The most valuable aspects of this product are the integration pieces. It is pretty much limitless, and I also enjoy the reporting aspects as I use this product to assist in RCA’s.
The most valuable feature of the product is how they allow you to do the scheduling compared to the other companies. I switched from PagerDuty to VictorOps because the time that it would take for me to create a full-on schedule for a single item would be anywhere from 45 minutes to an hour and a half in PagerDuty. That same schedule takes me no more than ten minutes in VictorOps.

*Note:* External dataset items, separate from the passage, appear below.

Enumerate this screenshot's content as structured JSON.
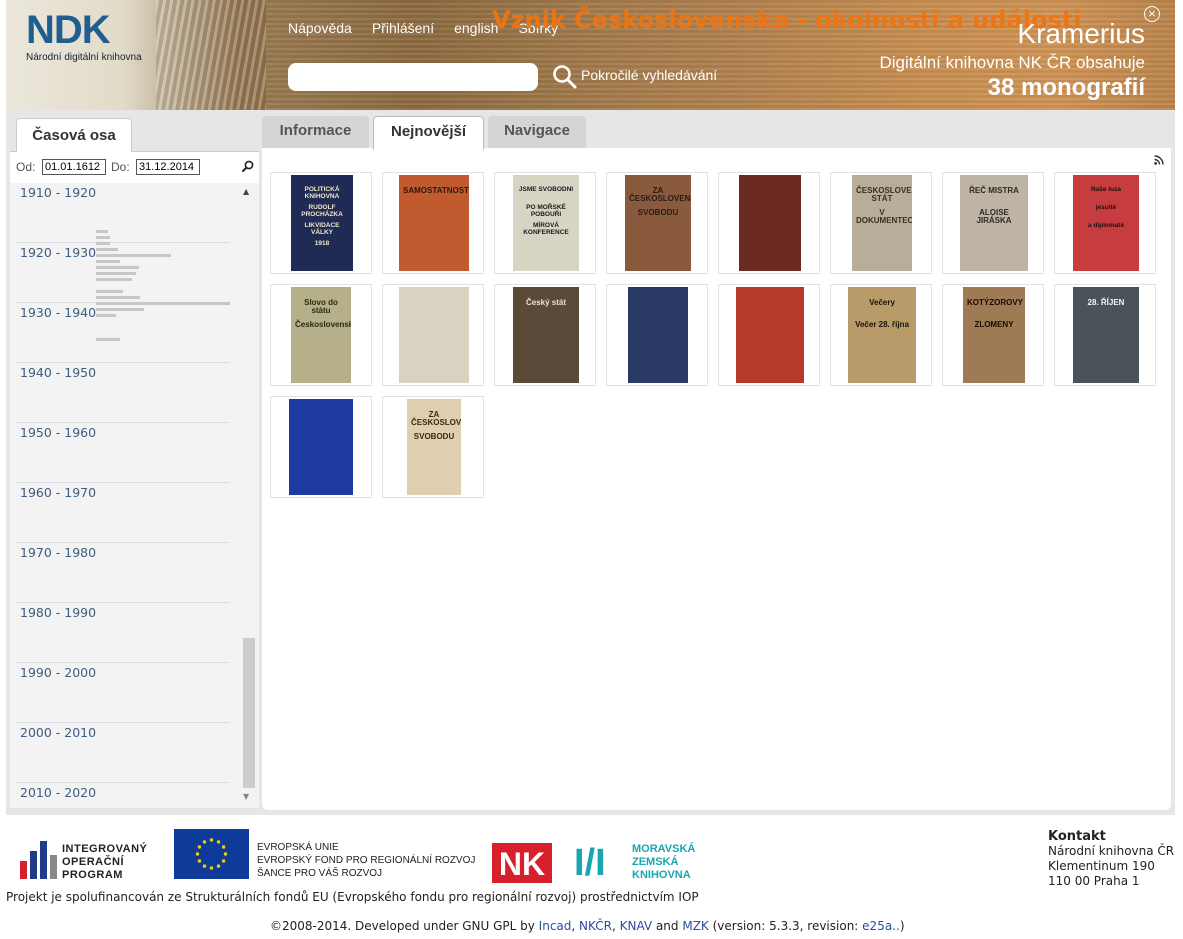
{
  "header": {
    "logo_text": "NDK",
    "logo_sub": "Národní digitální knihovna",
    "nav": [
      "Nápověda",
      "Přihlášení",
      "english",
      "Sbírky"
    ],
    "collection_title": "Vznik Československa - okolnosti a události",
    "search_placeholder": "",
    "advanced_search": "Pokročilé vyhledávání",
    "app_name": "Kramerius",
    "library_line": "Digitální knihovna NK ČR obsahuje",
    "count_line": "38 monografií",
    "close_symbol": "×"
  },
  "timeline": {
    "tab_label": "Časová osa",
    "from_label": "Od:",
    "from_value": "01.01.1612",
    "to_label": "Do:",
    "to_value": "31.12.2014",
    "decades": [
      "1910 - 1920",
      "1920 - 1930",
      "1930 - 1940",
      "1940 - 1950",
      "1950 - 1960",
      "1960 - 1970",
      "1970 - 1980",
      "1980 - 1990",
      "1990 - 2000",
      "2000 - 2010",
      "2010 - 2020"
    ]
  },
  "tabs": [
    {
      "label": "Informace",
      "active": false
    },
    {
      "label": "Nejnovější",
      "active": true
    },
    {
      "label": "Navigace",
      "active": false
    }
  ],
  "thumbnails": [
    {
      "lines": [
        "POLITICKÁ KNIHOVNA",
        "RUDOLF PROCHÁZKA",
        "LIKVIDACE VÁLKY",
        "1918"
      ],
      "bg": "#1f2a55",
      "fg": "#f3e7c8"
    },
    {
      "lines": [
        "SAMOSTATNOST"
      ],
      "bg": "#c25a30",
      "fg": "#2a1a0a"
    },
    {
      "lines": [
        "JSME SVOBODNI",
        "PO MOŘSKÉ POBOUŘI",
        "MÍROVÁ KONFERENCE"
      ],
      "bg": "#d8d4c4",
      "fg": "#1a1a1a"
    },
    {
      "lines": [
        "ZA ČESKOSLOVENSKOU",
        "SVOBODU"
      ],
      "bg": "#8a5a3f",
      "fg": "#2a1a10"
    },
    {
      "lines": [],
      "bg": "#6b2b22",
      "fg": "#c9a38b"
    },
    {
      "lines": [
        "ČESKOSLOVENSKÝ STÁT",
        "V DOKUMENTECH"
      ],
      "bg": "#b8ad98",
      "fg": "#3a3020"
    },
    {
      "lines": [
        "ŘEČ MISTRA",
        "ALOISE JIRÁSKA"
      ],
      "bg": "#bdb4a5",
      "fg": "#2a2a2a"
    },
    {
      "lines": [
        "Naše luza",
        "jesuité",
        "a diplomaté"
      ],
      "bg": "#c73d3f",
      "fg": "#1c1010"
    },
    {
      "lines": [
        "Slovo do státu",
        "Československa."
      ],
      "bg": "#b5b08a",
      "fg": "#2a2a10"
    },
    {
      "lines": [],
      "bg": "#d8d2c0",
      "fg": "#5a5040"
    },
    {
      "lines": [
        "Český stát"
      ],
      "bg": "#5a4a38",
      "fg": "#eee3c8"
    },
    {
      "lines": [],
      "bg": "#2a3a66",
      "fg": "#c0c8e0"
    },
    {
      "lines": [],
      "bg": "#b53a2a",
      "fg": "#f0c0a0"
    },
    {
      "lines": [
        "Večery",
        "Večer 28. října"
      ],
      "bg": "#b99b6a",
      "fg": "#1a1208"
    },
    {
      "lines": [
        "KOTÝZOROVY",
        "ZLOMENY"
      ],
      "bg": "#9e7a55",
      "fg": "#1a0a04"
    },
    {
      "lines": [
        "28. ŘÍJEN"
      ],
      "bg": "#4a5458",
      "fg": "#f4f4f4"
    },
    {
      "lines": [],
      "bg": "#1f3aa0",
      "fg": "#b8c8f0"
    },
    {
      "lines": [
        "ZA ČESKOSLOVENSKOU",
        "SVOBODU"
      ],
      "bg": "#dfcfae",
      "fg": "#3a2a10"
    }
  ],
  "footer": {
    "iop_lines": [
      "INTEGROVANÝ",
      "OPERAČNÍ",
      "PROGRAM"
    ],
    "eu_lines": [
      "EVROPSKÁ UNIE",
      "EVROPSKÝ FOND PRO REGIONÁLNÍ ROZVOJ",
      "ŠANCE PRO VÁŠ ROZVOJ"
    ],
    "nk_logo": "NK",
    "mzk_mark": "I/I",
    "mzk_lines": [
      "MORAVSKÁ",
      "ZEMSKÁ",
      "KNIHOVNA"
    ],
    "project_note": "Projekt je spolufinancován ze Strukturálních fondů EU (Evropského fondu pro regionální rozvoj) prostřednictvím IOP",
    "contact_title": "Kontakt",
    "contact_lines": [
      "Národní knihovna ČR",
      "Klementinum 190",
      "110 00 Praha 1"
    ],
    "copyright_pre": "©2008-2014. Developed under GNU GPL by",
    "links": [
      "Incad",
      "NKČR",
      "KNAV",
      "MZK"
    ],
    "and": "and",
    "comma": ",",
    "version_pre": "(version: 5.3.3, revision:",
    "revision": "e25a..",
    "version_post": ")"
  }
}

That’s because with VictorOps, you’re in a single-pane window to create that calendar or that schedule, compared to PagerDuty where, once you set up a single session, you have to go back and set up another session, and that's your escalation policy. The escalation policies in VictorOps are: you have a drop-down menu where you add a task in that same window where you see all of your people and the times you're going to roll over the on-call; you're in the same screen the entire time. That's not the same as it is in PagerDuty, where you have to go to three separate screens to do the same function; it just takes so much longer.
Also, the transmogrification feature was really awesome. We use that quite heavily, so we can make sure the messages coming in are getting properly formatted. We're able to add whatever little customization that we want to for that type of message, so that the drops can accept it, and then give us valuable feedback based upon that.
Then, another great feature, because we were part of their beta system, is being able to do the calls and start a call within the timeline. That was awesome. Once you start a conference bridge, it would show the users and you notified the users within VictorOps, which was awesome. You could see in the timeline, for RCA purposes, who joined the call, when they joined the call, and if they typed out anything into the timeline concerning that incident that took place. We use it, I currently use it, for RCA tracking purposes. Any incident that takes place, we tag an incident number to it, and then we tell everybody that's associated with that incident to make sure that they put all of their findings related to that incident number and then we print out a report at the end as our RCA.
We are using this product to streamline RCA processes. We make all our engineers enter in notes to a specific monitor we have designated as the issue and then do cross-team collaboration to add notes to that problem. Later we can run reports on the entire timeline of the event so we aren’t having to do it twice. I can upload the logs to management for them to review what took place and who were involved in troubleshooting.
Obviously Net TGA and Net TGR are huge in the DevOps community, so one thing that we like to do is see what our NTGA and NTGR are per route, and try to figure out where we have gaps and why we have those types of gaps, whether we have an employee that simply just doesn't answer his on-call, which goes against your NTPA, and then ultimately against your NTPR. Then the reports, obviously for the RCA, our upper management expects to see those media files when issues arise.